Dual-function Cameroonian clay-supported ZnO and TiO₂ photocatalysts for ibuprofen mineralization and bacterial inactivation
Marlène Huguette Tsaffo Mbognou, Stéphanie Lambert, Antoine Farcy, Hela Rekik, Steven Collins Njonté Wouamba, Emmanuel Djoufac Woumfo, Julien G. Mahy
Abstract
The increasing presence of pharmaceuticals, such as ibuprofen, in wastewater poses significant environmental and public health challenges, particularly in developing regions. In this study, we developed photocatalytic materials by doping natural Cameroonian clay with ZnO and TiO₂ to achieve efficient ibuprofen mineralization and bacterial inactivation under ultra-violet (UV) light. Characterization confirmed the successful integration of semiconductors into the clay matrix, which enhanced the surface area to 325 m²/g for TiO₂-based composites. Under UVA irradiation (1.2 mW/cm²), the Cu-doped TiO₂/clay composite achieved 48 % ibuprofen mineralization, measured by Total Organic Carbon (TOC) reduction, within 4 h, while ZnO-based composites reached up to 23 % under similar conditions. Antibacterial tests demonstrated complete inhibition of Shigella spp., total coliforms, and faecal streptococci at a catalyst dosage of 1 g/L under UVA, highlighting the dual functionality of the materials.
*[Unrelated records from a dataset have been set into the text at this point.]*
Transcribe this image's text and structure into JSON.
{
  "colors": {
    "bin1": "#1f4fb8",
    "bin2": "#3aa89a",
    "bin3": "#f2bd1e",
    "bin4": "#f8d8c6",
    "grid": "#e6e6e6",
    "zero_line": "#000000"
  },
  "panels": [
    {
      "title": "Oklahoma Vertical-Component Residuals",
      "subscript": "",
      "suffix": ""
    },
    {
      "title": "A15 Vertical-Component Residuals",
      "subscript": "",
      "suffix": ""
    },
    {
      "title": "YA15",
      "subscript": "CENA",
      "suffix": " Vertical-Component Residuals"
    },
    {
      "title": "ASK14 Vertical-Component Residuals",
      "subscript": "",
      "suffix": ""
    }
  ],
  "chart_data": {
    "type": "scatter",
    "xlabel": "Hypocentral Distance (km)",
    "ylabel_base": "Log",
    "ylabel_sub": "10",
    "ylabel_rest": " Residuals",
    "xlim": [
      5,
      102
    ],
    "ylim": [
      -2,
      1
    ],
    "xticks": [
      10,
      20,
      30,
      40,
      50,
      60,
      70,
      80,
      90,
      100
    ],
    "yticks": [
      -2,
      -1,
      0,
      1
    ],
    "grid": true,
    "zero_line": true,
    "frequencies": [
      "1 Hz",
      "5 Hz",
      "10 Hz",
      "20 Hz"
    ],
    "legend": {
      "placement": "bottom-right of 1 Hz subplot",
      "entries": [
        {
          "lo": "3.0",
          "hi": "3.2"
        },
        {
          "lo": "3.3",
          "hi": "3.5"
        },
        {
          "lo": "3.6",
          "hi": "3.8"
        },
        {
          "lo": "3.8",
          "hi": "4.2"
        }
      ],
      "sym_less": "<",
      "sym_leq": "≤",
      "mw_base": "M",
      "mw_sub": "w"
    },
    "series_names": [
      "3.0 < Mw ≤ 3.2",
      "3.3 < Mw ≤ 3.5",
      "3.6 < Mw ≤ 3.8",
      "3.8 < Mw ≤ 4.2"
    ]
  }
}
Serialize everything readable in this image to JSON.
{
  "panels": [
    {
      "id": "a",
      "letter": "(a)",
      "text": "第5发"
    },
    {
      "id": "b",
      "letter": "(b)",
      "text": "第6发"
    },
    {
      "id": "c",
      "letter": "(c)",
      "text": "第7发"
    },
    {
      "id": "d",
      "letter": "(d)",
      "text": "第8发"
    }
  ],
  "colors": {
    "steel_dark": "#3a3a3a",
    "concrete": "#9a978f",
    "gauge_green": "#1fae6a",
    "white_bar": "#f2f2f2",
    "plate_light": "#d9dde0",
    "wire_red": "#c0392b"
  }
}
These low-cost, locally sourced photocatalysts show promise for integrated pharmaceutical and microbial removal in decentralized wastewater treatment systems, offering a sustainable solution for water purification in resource-limited settings. • Synthesized and characterized clay-based photocatalysts doped with ZnO and TiO₂ using natural Cameroonian smectite. • Achieved up to 48 % ibuprofen mineralization under UVA in 4 h, confirmed by Total Organic Carbon (TOC) analysis. • Demonstrated antibacterial activity against Shigella spp., total coliforms, and faecal streptococci at 1 g/L under UVA. • Developed a low-cost, eco-friendly material from local resource for sustainable wastewater treatment in developing regions. • Dual functionality for simultaneous pharmaceutical degradation and microbial inactivation in decentralized systems.